What’s in a Name? Van Gogh Edition

Left: Vincent van Gogh, The Road Menders, 1889. Oil on canvas, 29 x 36 1/2 in. The Phillips Collection, Washington, DC. Acquired 1949. Right: Vincent van Gogh, The Large Plane Trees (Road Menders at Saint-Rémy), 1889. Oil on fabric, 28 7/8 x 36 1/8 in. The Cleveland Museum of Art. Gift of the Hanna Fund, 1947.

Left: Vincent van Gogh, The Road Menders, 1889. Oil on canvas, 29 x 36 1/2 in. The Phillips Collection, Washington, DC. Acquired 1949. Right: Vincent van Gogh, The Large Plane Trees (Road Menders at Saint-Rémy), 1889. Oil on fabric, 28 7/8 x 36 1/8 in. The Cleveland Museum of Art. Gift of the Hanna Fund, 1947.

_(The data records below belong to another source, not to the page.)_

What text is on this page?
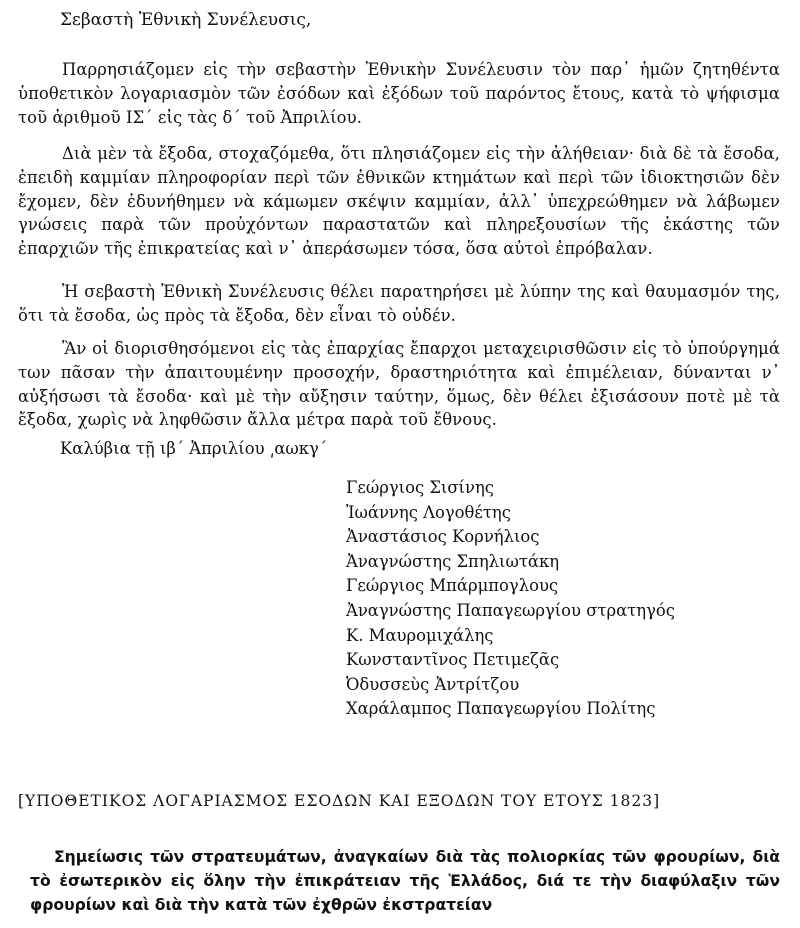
Σεβαστὴ Ἐθνικὴ Συνέλευσις,

Παρρησιάζομεν εἰς τὴν σεβαστὴν Ἐθνικὴν Συνέλευσιν τὸν παρ᾿ ἡμῶν ζητηθέντα ὑποθετικὸν λογαριασμὸν τῶν ἐσόδων καὶ ἐξόδων τοῦ παρόντος ἔτους, κατὰ τὸ ψήφισμα τοῦ ἀριθμοῦ ΙΣ´ εἰς τὰς δ´ τοῦ Ἀπριλίου.

Διὰ μὲν τὰ ἔξοδα, στοχαζόμεθα, ὅτι πλησιάζομεν εἰς τὴν ἀλήθειαν· διὰ δὲ τὰ ἔσοδα, ἐπειδὴ καμμίαν πληροφορίαν περὶ τῶν ἐθνικῶν κτημάτων καὶ περὶ τῶν ἰδιοκτησιῶν δὲν ἔχομεν, δὲν ἐδυνήθημεν νὰ κάμωμεν σκέψιν καμμίαν, ἀλλ᾿ ὑπεχρεώθημεν νὰ λάβωμεν γνώσεις παρὰ τῶν προὐχόντων παραστατῶν καὶ πληρεξουσίων τῆς ἑκάστης τῶν ἐπαρχιῶν τῆς ἐπικρατείας καὶ ν᾿ ἀπεράσωμεν τόσα, ὅσα αὐτοὶ ἐπρόβαλαν.

Ἡ σεβαστὴ Ἐθνικὴ Συνέλευσις θέλει παρατηρήσει μὲ λύπην της καὶ θαυμασμόν της, ὅτι τὰ ἔσοδα, ὡς πρὸς τὰ ἔξοδα, δὲν εἶναι τὸ οὐδέν.

Ἂν οἱ διορισθησόμενοι εἰς τὰς ἐπαρχίας ἔπαρχοι μεταχειρισθῶσιν εἰς τὸ ὑπούργημά των πᾶσαν τὴν ἀπαιτουμένην προσοχήν, δραστηριότητα καὶ ἐπιμέλειαν, δύνανται ν᾿ αὐξήσωσι τὰ ἔσοδα· καὶ μὲ τὴν αὔξησιν ταύτην, ὅμως, δὲν θέλει ἐξισάσουν ποτὲ μὲ τὰ ἔξοδα, χωρὶς νὰ ληφθῶσιν ἄλλα μέτρα παρὰ τοῦ ἔθνους.

Καλύβια τῇ ιβ´ Ἀπριλίου ͵αωκγ´
Γεώργιος Σισίνης
Ἰωάννης Λογοθέτης
Ἀναστάσιος Κορνήλιος
Ἀναγνώστης Σπηλιωτάκη
Γεώργιος Μπάρμπογλους
Ἀναγνώστης Παπαγεωργίου στρατηγός
Κ. Μαυρομιχάλης
Κωνσταντῖνος Πετιμεζᾶς
Ὀδυσσεὺς Ἀντρίτζου
Χαράλαμπος Παπαγεωργίου Πολίτης
[ΥΠΟΘΕΤΙΚΟΣ ΛΟΓΑΡΙΑΣΜΟΣ ΕΣΟΔΩΝ ΚΑΙ ΕΞΟΔΩΝ ΤΟΥ ΕΤΟΥΣ 1823]

Σημείωσις τῶν στρατευμάτων, ἀναγκαίων διὰ τὰς πολιορκίας τῶν φρουρίων, διὰ τὸ ἐσωτερικὸν εἰς ὅλην τὴν ἐπικράτειαν τῆς Ἑλλάδος, διά τε τὴν διαφύλαξιν τῶν φρουρίων καὶ διὰ τὴν κατὰ τῶν ἐχθρῶν ἐκστρατείαν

Van Gogh stated in a letter to his brother Theo that when working from nature “one catches the true and the essential.” He painted The Large Plane Trees outdoors during his stay at a mental institution in Saint-Remy. He observed a row of plane trees (closely related to the American sycamore) during a trip into the nearby village, and quickly painted them to capture the changing autumnal colors. The repetition, The Road Menders, was completed later, in the studio.

Van Gogh emphasized different elements in the two works. Their titles indicate some of the differences. Why do you think each painting has the name it has? As you observe the two works, what similarities do you notice? What differences? What might the variations in style tell you about van Gogh’s process of working from nature versus working in the studio?